Oh dear, your dh let you down there, didn't he? sad

You're used to being in the role of listener and he's used to being the listened to, and this is obviously a pattern you've recognised. Probably because of you childhood of feeling a nuisance, you put yourself on the backburner and let your partner's life & problems become more important than yours. And these guys have been only too pleased to put themselves first and be rather selfish.

I think it's great that you've discovered some positives about your childhood and you need to build on these and rewrite your own history. Maybe look at counselling.

For your dh, tell him how hurt you were by his dismissal of what is going on for you and say you'd like to talk about it. If he won't be a listening ear for you, it's not just that he's a bloke - it's that he's selfish. All men are not like this.

JamieAgain Mon 11-Jul-11 17:57:32

I totally agree with buzzsore.

EssentialFattyAcid Mon 11-Jul-11 18:16:47

sorry you have felt so alone Tabby. Counselling would probably be a good idea to help you come to terms with your childhood.

Your dp may think its best you don't dwell on an unhappy past, or may not know how to handle you talking about it. Also, what you mainly want him to do is listen, not try to solve anything for you - this doesn't come naturally to lots of blokes.

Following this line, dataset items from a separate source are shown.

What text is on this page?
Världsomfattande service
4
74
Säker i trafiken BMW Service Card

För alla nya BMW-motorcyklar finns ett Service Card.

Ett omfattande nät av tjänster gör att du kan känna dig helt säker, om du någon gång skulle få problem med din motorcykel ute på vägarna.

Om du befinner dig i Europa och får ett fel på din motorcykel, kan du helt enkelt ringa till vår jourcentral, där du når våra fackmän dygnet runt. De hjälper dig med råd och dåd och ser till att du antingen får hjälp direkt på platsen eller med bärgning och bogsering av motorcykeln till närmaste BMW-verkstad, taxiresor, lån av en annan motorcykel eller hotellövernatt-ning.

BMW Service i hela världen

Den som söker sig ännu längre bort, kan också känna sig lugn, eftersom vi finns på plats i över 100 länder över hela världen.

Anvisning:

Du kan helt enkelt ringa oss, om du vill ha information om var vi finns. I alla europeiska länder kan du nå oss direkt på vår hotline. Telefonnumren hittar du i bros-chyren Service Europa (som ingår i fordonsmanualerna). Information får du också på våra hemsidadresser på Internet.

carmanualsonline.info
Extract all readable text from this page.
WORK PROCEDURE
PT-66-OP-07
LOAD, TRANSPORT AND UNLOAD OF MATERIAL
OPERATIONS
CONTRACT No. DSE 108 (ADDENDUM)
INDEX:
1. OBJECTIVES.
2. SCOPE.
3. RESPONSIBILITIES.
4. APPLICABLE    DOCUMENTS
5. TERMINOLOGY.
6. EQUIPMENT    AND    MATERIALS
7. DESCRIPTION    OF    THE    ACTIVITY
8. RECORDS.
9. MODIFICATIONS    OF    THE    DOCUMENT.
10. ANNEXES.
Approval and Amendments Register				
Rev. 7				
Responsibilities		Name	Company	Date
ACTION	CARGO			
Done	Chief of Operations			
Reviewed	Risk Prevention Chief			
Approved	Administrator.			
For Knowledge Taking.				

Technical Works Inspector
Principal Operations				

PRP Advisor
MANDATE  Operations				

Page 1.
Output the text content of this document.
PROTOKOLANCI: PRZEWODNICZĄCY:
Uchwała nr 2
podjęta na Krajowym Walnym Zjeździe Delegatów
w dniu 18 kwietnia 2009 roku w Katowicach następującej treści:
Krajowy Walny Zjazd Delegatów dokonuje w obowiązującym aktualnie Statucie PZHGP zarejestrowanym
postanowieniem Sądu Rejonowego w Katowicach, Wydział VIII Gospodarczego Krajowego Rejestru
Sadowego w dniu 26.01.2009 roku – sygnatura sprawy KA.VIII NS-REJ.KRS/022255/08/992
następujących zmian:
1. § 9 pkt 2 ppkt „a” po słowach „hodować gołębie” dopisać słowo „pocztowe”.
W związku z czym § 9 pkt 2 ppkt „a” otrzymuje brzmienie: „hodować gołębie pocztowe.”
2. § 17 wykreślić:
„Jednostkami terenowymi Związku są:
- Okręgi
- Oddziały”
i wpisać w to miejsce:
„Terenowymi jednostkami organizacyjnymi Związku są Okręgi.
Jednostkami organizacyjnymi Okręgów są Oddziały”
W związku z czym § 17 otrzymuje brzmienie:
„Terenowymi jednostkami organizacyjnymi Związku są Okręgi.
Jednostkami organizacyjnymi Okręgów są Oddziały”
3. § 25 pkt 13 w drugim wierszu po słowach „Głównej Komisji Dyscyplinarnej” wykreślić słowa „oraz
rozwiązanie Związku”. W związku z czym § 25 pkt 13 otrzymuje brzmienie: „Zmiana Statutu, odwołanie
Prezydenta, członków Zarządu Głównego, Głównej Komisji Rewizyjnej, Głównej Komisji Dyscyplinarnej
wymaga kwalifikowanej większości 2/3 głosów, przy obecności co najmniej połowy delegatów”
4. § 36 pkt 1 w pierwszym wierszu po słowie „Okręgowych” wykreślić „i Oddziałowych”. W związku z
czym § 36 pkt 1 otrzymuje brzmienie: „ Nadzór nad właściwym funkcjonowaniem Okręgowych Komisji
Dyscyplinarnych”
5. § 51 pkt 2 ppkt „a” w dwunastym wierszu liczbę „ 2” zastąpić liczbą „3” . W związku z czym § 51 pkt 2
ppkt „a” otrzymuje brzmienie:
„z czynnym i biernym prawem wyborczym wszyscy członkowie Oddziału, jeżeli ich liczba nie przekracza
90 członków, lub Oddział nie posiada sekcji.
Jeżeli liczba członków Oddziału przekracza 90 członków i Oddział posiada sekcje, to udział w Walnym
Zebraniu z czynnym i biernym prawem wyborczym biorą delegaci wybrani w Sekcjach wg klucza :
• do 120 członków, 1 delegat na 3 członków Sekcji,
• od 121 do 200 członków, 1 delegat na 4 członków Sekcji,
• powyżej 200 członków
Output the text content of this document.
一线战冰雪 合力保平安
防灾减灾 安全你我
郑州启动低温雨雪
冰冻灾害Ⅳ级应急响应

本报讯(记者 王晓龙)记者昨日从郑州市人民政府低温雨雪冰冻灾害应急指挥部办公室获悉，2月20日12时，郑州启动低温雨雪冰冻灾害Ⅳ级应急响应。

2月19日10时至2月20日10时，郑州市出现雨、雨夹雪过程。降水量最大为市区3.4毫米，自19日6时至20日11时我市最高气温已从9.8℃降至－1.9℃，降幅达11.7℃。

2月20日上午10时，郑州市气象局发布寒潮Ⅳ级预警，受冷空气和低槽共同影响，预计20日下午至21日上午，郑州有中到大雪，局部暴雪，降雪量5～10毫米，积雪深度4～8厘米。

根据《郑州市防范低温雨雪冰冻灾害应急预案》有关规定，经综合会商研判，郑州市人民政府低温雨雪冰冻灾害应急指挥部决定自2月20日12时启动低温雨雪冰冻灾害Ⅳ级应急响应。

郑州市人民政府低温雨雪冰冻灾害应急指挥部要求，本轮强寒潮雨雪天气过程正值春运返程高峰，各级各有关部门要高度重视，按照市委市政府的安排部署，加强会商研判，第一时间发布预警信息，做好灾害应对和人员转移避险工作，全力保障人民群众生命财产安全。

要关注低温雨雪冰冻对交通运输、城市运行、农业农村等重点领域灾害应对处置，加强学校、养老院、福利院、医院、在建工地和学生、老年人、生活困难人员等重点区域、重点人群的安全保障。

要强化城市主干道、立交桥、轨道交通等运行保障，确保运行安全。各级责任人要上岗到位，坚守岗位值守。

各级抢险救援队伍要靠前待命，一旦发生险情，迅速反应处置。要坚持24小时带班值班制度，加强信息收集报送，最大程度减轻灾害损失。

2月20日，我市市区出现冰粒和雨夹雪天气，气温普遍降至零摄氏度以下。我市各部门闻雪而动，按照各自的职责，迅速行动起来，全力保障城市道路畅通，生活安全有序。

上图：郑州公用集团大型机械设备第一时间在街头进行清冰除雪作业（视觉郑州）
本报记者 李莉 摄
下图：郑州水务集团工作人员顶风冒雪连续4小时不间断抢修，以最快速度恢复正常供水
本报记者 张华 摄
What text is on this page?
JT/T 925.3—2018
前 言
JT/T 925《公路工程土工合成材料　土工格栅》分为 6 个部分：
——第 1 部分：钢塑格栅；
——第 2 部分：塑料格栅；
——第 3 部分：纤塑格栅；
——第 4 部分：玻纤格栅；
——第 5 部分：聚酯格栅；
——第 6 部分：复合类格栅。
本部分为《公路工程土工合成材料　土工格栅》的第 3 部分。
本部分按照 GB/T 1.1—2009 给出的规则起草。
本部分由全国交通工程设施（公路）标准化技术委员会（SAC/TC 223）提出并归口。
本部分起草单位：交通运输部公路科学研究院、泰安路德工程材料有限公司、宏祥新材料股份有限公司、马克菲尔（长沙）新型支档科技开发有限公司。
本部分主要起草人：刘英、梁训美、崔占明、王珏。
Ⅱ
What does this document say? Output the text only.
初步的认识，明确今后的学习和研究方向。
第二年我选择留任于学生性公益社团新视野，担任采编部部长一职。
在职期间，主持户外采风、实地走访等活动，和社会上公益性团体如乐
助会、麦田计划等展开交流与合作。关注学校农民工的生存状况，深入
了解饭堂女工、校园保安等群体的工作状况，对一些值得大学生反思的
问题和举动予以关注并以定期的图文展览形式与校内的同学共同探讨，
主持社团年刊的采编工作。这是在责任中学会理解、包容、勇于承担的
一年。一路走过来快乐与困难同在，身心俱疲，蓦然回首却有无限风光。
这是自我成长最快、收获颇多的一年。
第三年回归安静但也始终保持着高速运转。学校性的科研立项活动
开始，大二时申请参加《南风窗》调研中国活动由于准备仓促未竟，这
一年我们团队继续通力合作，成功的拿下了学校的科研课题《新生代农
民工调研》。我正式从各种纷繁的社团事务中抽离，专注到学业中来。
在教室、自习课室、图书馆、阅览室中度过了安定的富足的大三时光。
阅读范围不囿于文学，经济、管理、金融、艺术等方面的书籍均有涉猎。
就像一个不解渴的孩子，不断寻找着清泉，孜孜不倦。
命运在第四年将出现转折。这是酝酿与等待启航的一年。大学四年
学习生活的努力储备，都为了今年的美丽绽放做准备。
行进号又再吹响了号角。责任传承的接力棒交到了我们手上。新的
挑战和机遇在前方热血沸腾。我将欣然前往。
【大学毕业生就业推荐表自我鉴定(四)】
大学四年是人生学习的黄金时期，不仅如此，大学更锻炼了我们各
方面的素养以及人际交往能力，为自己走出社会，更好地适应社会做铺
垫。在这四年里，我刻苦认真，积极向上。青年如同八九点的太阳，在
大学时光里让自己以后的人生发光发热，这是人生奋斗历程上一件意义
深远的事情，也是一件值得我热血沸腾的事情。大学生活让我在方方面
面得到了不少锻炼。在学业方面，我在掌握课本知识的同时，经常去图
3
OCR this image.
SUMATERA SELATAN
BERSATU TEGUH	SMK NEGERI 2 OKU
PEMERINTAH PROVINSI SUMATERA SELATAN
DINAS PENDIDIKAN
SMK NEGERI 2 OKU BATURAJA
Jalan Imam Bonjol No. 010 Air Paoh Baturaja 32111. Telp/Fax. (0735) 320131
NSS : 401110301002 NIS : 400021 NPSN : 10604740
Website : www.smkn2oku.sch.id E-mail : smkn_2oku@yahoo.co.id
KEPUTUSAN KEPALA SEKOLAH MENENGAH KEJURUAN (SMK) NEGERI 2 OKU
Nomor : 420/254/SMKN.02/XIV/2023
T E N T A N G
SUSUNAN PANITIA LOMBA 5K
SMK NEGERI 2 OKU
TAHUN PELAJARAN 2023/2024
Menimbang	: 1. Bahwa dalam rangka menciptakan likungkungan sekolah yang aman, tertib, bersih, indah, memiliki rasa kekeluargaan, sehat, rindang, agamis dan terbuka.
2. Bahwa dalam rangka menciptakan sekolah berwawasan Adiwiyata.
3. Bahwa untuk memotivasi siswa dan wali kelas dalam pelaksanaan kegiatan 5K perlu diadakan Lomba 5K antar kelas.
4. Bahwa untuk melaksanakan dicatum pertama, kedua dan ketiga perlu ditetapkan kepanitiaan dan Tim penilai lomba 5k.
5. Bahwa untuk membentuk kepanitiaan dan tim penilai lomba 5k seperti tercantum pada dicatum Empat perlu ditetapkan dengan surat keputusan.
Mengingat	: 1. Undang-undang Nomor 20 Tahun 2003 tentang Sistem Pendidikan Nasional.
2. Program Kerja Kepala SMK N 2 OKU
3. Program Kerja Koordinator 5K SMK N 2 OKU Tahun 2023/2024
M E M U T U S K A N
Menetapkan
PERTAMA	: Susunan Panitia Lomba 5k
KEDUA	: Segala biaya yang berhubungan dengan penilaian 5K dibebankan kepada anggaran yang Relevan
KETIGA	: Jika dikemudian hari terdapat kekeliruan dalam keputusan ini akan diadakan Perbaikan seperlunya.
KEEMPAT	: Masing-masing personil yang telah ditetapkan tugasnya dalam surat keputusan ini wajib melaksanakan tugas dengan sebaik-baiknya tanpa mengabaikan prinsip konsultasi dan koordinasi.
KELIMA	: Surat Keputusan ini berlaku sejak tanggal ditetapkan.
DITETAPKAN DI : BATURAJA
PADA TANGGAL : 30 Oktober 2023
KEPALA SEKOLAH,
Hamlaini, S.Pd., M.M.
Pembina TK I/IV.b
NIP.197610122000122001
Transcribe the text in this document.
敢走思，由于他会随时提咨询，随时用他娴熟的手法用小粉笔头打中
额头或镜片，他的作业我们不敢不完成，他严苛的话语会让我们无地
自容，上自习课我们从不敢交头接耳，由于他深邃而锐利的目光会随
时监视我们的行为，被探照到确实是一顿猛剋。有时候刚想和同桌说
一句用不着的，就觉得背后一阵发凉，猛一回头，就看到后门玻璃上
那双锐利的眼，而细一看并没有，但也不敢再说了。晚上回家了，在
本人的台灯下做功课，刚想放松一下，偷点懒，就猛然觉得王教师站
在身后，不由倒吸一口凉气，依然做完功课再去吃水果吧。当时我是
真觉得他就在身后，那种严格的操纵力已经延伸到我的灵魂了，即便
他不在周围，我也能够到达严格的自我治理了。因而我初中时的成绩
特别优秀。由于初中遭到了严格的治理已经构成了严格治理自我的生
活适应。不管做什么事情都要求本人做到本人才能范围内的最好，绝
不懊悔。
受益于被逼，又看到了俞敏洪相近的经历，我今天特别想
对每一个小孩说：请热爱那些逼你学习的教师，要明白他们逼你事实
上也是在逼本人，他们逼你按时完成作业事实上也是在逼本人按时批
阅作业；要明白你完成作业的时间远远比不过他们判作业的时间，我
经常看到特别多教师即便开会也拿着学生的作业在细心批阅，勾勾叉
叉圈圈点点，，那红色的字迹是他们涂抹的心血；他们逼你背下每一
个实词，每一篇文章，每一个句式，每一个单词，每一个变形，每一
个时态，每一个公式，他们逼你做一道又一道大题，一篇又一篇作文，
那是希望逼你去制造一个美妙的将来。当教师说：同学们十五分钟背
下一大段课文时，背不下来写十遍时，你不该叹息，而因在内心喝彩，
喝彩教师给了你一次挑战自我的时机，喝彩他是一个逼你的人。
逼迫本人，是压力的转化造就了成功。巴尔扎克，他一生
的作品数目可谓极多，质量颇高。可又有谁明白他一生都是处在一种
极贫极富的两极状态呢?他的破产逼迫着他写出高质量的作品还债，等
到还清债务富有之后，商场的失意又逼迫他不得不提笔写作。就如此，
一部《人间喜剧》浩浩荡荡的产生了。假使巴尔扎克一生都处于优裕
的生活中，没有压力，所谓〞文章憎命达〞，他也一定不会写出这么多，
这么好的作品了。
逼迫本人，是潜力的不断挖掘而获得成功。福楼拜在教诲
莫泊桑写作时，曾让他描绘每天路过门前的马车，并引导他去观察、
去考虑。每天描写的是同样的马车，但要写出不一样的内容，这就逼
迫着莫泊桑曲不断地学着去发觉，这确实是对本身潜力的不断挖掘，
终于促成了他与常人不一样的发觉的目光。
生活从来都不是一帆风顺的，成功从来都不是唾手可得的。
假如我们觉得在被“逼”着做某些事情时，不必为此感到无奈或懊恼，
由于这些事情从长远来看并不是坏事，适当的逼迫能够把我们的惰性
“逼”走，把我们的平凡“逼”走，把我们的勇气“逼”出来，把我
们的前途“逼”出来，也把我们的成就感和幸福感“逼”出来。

I suggest that you tell him how upset you are, and spell out exactly what he can do to help you feel better. If he then chooses not to he is an ar$e imo.

thetabbycat Tue 12-Jul-11 10:26:09

Yes . Thank you. I kind of feel like the moment has gone and now I don't want to talk about it as it makes me feel vulnerable. Next time I will definitely ask for what I need and I am going to Look into counselling.

EssentialFattyAcid Tue 12-Jul-11 16:39:28

It may be better to tell him how you feel now that you have calmed down and are not "in the moment" because if you wait until next timethen you will be in an emotional state when you talk to your dp which is not ideal for good communication. Just a thought.
Look after yourself tabbycat

TheOriginalFAB Tue 12-Jul-11 16:43:50

To call someone a typical bloke is very patronising. More likely he didn't know what to say and that is your cue to tell him you would just like him to listen to you while you share some memories of your childhood.